For Pfam-scale streaming (multi-gigabyte Stockholm or A3M databases that exceed RAM), use `pyhmmer.easel.MSAFile` with `compute_weights(method='pb')` for in-flight Henikoff weighting. See `alignment/alignment-io` Streaming Large Stockholm Databases section for the full code pattern.
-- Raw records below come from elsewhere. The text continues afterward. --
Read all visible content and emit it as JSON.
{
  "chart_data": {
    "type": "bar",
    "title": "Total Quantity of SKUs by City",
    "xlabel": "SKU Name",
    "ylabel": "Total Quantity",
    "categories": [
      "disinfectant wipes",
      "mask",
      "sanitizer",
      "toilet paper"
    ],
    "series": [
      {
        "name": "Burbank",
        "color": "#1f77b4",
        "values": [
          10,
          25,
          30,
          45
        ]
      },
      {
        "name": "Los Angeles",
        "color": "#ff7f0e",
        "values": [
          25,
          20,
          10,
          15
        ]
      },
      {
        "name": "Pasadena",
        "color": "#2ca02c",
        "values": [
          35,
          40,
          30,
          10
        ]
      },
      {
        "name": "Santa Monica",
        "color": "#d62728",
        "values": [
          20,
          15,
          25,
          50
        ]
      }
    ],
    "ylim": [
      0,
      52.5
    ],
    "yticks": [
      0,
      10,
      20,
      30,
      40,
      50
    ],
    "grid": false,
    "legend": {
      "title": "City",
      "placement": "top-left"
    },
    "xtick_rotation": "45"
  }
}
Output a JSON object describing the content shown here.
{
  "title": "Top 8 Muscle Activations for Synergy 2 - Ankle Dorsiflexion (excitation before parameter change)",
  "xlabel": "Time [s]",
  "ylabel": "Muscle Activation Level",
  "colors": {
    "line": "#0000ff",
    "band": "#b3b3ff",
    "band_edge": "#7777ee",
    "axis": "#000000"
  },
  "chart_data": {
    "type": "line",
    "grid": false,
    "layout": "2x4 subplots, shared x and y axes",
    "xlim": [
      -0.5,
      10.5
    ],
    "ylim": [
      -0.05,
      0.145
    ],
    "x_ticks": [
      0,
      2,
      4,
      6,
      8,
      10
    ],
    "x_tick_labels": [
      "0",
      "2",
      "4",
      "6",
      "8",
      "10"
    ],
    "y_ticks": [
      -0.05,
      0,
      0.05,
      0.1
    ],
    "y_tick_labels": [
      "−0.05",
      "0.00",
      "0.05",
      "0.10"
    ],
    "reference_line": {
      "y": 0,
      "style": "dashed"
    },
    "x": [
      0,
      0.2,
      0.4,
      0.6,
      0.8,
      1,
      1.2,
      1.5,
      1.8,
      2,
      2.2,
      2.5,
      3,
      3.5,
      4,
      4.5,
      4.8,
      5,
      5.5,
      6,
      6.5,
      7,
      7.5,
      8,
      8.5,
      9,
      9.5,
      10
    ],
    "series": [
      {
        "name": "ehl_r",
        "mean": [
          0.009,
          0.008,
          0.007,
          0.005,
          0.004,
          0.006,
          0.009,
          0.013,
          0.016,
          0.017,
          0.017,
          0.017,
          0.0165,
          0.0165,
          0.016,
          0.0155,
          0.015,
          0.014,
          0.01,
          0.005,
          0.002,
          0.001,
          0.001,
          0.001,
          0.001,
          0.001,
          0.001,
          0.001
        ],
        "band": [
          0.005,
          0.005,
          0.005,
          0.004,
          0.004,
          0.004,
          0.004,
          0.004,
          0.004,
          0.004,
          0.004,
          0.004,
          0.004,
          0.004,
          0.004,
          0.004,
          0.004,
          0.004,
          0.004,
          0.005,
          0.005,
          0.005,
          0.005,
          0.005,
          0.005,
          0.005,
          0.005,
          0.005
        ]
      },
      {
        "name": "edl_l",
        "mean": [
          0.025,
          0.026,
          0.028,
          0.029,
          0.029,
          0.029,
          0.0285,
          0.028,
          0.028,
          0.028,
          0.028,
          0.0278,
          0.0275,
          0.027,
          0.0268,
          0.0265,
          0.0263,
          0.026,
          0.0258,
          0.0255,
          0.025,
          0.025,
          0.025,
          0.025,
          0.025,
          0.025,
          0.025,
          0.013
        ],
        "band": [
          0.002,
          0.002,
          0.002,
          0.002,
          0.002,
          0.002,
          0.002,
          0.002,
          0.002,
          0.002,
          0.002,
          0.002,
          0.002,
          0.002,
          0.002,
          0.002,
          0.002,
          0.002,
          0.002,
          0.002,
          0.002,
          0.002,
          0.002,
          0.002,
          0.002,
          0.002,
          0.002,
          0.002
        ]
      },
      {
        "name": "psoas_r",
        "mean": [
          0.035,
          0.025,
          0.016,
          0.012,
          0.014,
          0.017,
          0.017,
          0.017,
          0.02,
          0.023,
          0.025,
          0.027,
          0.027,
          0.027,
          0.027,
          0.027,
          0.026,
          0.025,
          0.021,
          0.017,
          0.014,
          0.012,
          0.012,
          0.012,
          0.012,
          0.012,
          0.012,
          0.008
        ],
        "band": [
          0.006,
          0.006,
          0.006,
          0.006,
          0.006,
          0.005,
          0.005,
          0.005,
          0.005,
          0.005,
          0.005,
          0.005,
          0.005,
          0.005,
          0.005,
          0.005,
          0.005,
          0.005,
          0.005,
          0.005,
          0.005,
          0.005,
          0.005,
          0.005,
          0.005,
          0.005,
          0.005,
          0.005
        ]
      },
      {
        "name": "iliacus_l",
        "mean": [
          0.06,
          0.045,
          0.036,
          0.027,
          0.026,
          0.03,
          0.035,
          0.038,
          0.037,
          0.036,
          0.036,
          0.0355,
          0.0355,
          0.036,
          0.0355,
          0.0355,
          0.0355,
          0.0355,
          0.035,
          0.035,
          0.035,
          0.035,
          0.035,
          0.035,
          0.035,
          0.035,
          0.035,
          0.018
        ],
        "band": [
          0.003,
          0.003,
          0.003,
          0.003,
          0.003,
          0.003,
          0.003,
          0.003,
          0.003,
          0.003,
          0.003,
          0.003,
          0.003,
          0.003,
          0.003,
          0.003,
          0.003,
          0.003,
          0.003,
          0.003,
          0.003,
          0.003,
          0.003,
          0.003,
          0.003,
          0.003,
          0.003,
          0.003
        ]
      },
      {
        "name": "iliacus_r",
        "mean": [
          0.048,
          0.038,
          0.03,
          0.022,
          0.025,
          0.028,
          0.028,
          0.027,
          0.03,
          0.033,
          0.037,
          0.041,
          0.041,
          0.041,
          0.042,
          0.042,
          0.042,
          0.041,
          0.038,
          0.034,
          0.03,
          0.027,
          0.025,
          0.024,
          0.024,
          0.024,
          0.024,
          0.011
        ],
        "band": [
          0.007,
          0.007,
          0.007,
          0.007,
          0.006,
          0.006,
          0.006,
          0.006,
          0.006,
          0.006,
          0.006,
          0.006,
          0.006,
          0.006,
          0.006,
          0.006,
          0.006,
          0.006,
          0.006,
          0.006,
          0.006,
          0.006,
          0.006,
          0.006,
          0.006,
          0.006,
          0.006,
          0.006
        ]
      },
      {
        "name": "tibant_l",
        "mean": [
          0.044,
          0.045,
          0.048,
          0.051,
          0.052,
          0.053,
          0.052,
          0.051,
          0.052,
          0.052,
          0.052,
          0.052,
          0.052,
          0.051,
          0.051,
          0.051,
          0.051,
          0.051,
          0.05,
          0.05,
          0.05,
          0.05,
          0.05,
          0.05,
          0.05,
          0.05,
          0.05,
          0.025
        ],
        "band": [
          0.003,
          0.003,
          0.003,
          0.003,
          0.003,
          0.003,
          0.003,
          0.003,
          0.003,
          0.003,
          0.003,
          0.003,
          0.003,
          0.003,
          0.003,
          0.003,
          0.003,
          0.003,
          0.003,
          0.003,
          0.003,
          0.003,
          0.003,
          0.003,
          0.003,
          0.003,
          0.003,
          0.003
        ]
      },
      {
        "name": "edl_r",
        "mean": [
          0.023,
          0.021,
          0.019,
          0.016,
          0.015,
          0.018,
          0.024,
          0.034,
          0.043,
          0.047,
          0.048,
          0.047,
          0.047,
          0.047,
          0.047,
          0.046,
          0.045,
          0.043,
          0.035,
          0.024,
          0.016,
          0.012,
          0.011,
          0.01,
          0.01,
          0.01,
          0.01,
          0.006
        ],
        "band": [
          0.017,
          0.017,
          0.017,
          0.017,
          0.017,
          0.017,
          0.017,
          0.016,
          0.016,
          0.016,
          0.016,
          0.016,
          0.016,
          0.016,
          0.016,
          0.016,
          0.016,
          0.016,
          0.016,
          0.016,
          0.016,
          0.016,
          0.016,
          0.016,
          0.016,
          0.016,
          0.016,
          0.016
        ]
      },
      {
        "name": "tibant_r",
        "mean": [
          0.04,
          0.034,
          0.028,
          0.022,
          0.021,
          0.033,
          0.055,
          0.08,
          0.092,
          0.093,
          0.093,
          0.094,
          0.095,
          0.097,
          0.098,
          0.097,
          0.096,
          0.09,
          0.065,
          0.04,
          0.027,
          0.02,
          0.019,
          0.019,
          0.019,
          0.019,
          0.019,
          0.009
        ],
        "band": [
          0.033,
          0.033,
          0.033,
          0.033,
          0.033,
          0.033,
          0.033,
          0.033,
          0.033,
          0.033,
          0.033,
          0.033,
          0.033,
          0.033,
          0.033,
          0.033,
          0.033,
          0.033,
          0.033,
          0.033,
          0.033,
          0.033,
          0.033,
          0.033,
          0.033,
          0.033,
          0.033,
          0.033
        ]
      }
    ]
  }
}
## Quick Reference: Common Operations

| Task | Code |
|------|------|
| Get column | `alignment[:, col_idx]` |
| Get sequence | `alignment[seq_idx]` |
| Column count | `alignment.get_alignment_length()` |
| Sequence count | `len(alignment)` |
| Find gaps | `str(record.seq).count('-')` |
| Consensus | Use custom `consensus_sequence()` function |

## Common Errors

| Error | Cause | Solution |
|-------|-------|----------|
| `IndexError` | Column index out of range | Check `get_alignment_length()` |
| Unequal sequence lengths | Invalid MSA | Ensure all sequences same length |
| Empty Counter | All gaps in column | Handle gap-only columns |

## Related Skills

- alignment/multiple-alignment - Run MSA tools (MAFFT, MUSCLE5, ClustalOmega) to generate alignments
- alignment/alignment-io - Read/write alignment files in various formats
- alignment/pairwise-alignment - Create pairwise alignments
- alignment/msa-statistics - Calculate conservation metrics
- alignment/alignment-trimming - ClipKIT, trimAl, BMGE, Divvier modes and decision trees
- alignment/structural-alignment - Twilight-zone alternative when sequence MSA is unreliable
- phylogenetics/modern-tree-inference - Build trees from processed alignments

## References

- Henikoff S, Henikoff JG. 1994. Position-based sequence weights. JMB 243:574-578.
- Dunn SD, Wahl LM, Gloor GB. 2008. Mutual information without the influence of phylogeny or entropy dramatically improves residue contact prediction. Bioinf 24:333-340.
- Ekeberg M, Lovkvist C, Lan Y, Weigt M, Aurell E. 2013. Improved contact prediction in proteins: using pseudolikelihoods to infer Potts models. Phys Rev E 87:012707.
- Hopf TA, Ingraham JB, Poelwijk FJ, Scharfe CPI, Springer M, Sander C, Marks DS. 2017. Mutation effects predicted from sequence co-variation. Nat Biotechnol 35:128-135.
- Eddy SR. 2011. Accelerated profile HMM searches. PLOS CB 7:e1002195.
- Larralde M et al. 2023. PyHMMER: a Python library binding to HMMER for efficient sequence analysis. Bioinf 39:btad214.
- Cocco S et al. 2018. Inverse statistical physics of protein sequences: a key issues review. Rep Prog Phys 81:032601.
- Marks DS et al. 2011. Protein 3D structure computed from evolutionary sequence variation. PLOS One 6:e28766.
- Jumper J et al. 2021. Highly accurate protein structure prediction with AlphaFold. Nature 596:583-589.
- Simmons MP, Ochoterena H. 2000. Gaps as characters in sequence-based phylogenetic analyses. Syst Biol 49:369-381.
- Mueller K. 2006. Incorporating information from length-mutational events into phylogenetic analysis. Cladistics 22:368-381.
- Dwivedi B, Gadagkar SR. 2009. Phylogenetic inference under varying proportions of indel-induced alignment gaps. BMC Evol Biol 9:211.
- Velankar S et al. 2013. SIFTS: structure integration with function, taxonomy and sequences resource. NAR 41:D483-D489.